3 Aralık 2013 Salı

Selvinin kökleri yer kaplamazmış toprakta!


Bugün blog fırtınasında görev, "gitmek isteyeceğiniz yer hakkında yazın"mış. Görevi alanımdan çok da uzaklaştırmadan yazayım istiyorum. Alanım? Ölmek…

Mesela kıyamete gidebiliriz bugün, ya da mezarlığa…
Kıyamet hakkında kutsal kitap meallerinden ve kendini bilmezlerin uydurduğu hurafelerden başka bir şey bilmiyoruz aslında... Üzerine anlatacak onlardan farklı hurafem de yok maalesef.

Oysa mezarlık çok yakından tanıdığım bir yer… Dünya üzerinde, evet bir tek mezarlığa gitmek isterdim şuan. Gidemiyor değilim, gidiyorum, çoğunluğun nasıl bir şey olduğunu merak etmediği yaşlardan önceden beri gidiyorum hatta… Ama hep gidemiyorum. Korktuğumdan değil, ölülerden korkmuyorum çok şükür. Kaldıramıyorum sanırım.

Mezarlıkta olmaktan genelde utanç duyuyorum.

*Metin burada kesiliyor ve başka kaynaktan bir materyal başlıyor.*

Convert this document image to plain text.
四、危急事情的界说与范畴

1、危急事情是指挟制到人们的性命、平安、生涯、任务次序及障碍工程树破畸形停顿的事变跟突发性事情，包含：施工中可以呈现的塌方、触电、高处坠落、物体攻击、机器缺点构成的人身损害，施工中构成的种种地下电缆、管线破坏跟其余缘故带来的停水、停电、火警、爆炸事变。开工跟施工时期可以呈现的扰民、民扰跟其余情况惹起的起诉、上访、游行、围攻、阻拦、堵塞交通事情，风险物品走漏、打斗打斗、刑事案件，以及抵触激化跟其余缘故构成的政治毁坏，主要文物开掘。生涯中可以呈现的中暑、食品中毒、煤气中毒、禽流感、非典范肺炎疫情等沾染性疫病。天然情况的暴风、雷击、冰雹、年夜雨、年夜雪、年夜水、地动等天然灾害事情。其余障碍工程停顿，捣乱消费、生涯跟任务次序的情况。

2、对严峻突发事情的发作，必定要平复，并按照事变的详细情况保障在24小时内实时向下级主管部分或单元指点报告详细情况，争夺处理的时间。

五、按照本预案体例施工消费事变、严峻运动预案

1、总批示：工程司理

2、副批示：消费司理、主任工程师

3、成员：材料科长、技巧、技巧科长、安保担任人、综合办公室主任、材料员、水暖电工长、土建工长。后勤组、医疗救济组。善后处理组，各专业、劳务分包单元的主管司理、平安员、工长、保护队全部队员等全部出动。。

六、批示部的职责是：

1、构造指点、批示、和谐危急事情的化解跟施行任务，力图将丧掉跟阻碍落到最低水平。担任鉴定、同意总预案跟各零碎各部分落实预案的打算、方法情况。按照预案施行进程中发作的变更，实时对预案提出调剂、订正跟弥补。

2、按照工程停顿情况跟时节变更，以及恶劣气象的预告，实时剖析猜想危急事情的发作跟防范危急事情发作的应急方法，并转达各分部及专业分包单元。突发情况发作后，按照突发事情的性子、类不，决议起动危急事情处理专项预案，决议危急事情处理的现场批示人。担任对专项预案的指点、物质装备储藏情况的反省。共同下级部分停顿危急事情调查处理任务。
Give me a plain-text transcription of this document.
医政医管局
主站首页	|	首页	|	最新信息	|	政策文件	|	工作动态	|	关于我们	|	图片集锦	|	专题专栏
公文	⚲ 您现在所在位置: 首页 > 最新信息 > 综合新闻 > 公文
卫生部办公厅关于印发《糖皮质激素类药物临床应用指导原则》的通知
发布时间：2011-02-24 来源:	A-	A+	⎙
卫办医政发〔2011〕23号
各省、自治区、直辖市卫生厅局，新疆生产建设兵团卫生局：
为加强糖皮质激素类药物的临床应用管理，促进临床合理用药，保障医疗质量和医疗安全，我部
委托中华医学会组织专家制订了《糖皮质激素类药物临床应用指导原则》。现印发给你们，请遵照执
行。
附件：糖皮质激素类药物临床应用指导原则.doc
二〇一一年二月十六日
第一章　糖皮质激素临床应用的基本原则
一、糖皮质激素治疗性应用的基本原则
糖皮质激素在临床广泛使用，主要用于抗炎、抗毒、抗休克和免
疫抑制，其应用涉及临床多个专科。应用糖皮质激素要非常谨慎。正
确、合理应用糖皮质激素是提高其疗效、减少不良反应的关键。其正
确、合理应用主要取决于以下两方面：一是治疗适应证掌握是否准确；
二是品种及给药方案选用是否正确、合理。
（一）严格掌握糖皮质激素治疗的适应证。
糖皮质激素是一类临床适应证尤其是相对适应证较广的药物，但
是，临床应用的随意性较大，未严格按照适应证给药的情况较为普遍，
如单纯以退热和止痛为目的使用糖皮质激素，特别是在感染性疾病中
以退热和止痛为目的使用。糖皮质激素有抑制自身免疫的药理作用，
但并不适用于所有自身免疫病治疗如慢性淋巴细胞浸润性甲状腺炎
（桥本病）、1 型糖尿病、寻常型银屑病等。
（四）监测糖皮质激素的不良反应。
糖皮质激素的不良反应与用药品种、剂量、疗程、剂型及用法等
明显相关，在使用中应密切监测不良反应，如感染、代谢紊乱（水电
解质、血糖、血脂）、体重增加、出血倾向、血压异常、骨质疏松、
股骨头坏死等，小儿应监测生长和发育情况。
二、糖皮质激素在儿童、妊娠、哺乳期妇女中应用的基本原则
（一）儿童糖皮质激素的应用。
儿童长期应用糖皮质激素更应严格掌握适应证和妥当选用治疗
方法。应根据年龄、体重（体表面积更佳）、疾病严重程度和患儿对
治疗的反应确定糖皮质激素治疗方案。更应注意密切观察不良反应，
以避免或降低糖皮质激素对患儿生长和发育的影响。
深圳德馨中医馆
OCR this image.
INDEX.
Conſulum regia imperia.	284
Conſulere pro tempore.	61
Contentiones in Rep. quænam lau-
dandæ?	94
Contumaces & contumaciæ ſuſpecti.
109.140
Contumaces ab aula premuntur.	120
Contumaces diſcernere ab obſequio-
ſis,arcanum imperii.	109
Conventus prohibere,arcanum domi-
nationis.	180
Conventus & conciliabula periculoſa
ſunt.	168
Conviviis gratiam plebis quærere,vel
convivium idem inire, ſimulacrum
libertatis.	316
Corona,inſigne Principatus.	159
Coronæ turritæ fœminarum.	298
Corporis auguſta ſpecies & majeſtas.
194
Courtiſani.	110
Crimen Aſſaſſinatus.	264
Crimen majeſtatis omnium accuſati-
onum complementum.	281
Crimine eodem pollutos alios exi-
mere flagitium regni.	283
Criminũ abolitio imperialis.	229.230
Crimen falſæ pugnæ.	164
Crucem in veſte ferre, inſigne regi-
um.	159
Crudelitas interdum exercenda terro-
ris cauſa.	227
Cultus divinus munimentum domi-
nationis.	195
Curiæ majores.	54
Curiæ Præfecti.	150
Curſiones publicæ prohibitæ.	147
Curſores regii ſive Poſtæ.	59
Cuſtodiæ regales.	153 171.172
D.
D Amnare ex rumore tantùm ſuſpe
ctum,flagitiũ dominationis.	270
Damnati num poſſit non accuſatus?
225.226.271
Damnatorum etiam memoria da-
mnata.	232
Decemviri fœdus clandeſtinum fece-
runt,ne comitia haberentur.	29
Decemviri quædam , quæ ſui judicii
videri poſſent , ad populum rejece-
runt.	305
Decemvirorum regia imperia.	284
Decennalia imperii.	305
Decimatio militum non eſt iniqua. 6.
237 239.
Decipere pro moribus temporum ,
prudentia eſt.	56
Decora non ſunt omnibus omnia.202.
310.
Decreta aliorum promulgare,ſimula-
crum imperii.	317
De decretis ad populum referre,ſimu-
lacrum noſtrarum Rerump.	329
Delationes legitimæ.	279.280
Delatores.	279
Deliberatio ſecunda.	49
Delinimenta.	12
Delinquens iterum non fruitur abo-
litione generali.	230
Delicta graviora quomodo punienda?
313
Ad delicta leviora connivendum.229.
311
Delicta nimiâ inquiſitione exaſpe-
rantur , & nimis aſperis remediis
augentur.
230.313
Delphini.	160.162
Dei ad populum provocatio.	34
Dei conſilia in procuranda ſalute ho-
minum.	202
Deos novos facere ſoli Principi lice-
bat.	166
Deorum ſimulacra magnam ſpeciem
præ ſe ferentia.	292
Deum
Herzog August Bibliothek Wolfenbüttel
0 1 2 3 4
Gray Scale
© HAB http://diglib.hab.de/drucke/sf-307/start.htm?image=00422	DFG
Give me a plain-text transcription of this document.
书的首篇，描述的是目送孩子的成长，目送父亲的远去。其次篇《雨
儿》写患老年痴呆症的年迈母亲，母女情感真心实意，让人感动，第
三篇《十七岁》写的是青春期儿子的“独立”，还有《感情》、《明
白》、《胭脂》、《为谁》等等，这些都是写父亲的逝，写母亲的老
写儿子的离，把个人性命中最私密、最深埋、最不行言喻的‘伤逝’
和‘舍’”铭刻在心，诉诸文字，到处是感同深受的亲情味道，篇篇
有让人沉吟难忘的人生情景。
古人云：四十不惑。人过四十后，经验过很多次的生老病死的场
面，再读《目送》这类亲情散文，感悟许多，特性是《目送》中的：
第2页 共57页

Çünkü ben ölümün bir çocuğun üzerinde yarattığı en baskın ve saçma duygunun utanmak olduğunu düşünüyorum. Ben hayatımda birilerinin ölmüş olmasından dolayı utanıyorum. Çünkü biliyorum saçma bulunuyor ama onları hayatımda tutacak kadar iyi olamadığım için utanıyorum. Beni gördüklerini hayal edip, layık olamadığmı düşünerek utanıyorum.

Benim bir mezarım olmuştu vakti zamanında. Benim için açılan. Anneciğimin yanıbaşında. Maalesef kıvrılamadım yanına. Bir gün olacak ama hangisi vuslat hangisi hasret karıştırıyorum artık.

Benim gittiğim mezarlıkta anıt var mesela. Bunu size nasıl anlatayım bilmiyorum ama etrafımdaki bir çok insanın yakınları da benimkilerle aynı zamanda vefat ettiği için, belki bir afet olduğu için, belki de sadece benim için… hepsinin adının yazdığı bir anıt var mezarlıkta.

Kocaman selvi ağaçları var mesela. Upuzun! Selvi mezarlık ağacıymış, kökleri çok az yer kapladığı için… Ben mezarlık dışında hiç selvi görmedim galiba. Ya da hiç dikkatimi çekmedi. Selvi ağacı ölüm demek bence. Güven demek, hasret demek hatta, hatta hatta ev demek. Nazım, vasiyetinde benim için bir çınar ağacı diksinler demiş! Bu hasrete izin vermemiş.

Sonra mezar taşları var. altında nasıl hikayeler yaşanıyor bilemiyoruz. Kabir azabı gerçekten var mı mesela? Olmasın Allahım lütfen! Bazılarının mezarı çok süslü, kocaman kaideler var, mermerden bir küçük anıt adeta. Hayatta kalanların içlerini ferahlatmak için yaptıklarını düşünüyorum.

Mezarlıklar bence hayatta kalanlar için bir teselli. İçerisinde ruhlarından arınmış bedenler çürümeye mahkum ediliyor aslında. İşte biz bunu kabullenmek istemiyoruz. Ruhlarını da hep yanımızda taşıyoruz. Yanımdan hiç ayrılmasınlar ama ben de utanmaktan vazgeçeyim istiyorum! Bende olmayanlar başka birinde varsa, ve o kişiden bahsediyorsa ben olmadıkları için utanç duymak yerine, karşımdakinin gözüne bakarak dinlemekten çekinmeyeyim istiyorum.

Mezarlıklara gidiyorum, elimde azıcık toprak, toprağı filizlendirecek kadar gözyaşı, bol bol hasret , sınırsız anı, unutmadan ve utanmadan, iç huzuruyla çıkmak istiyorum.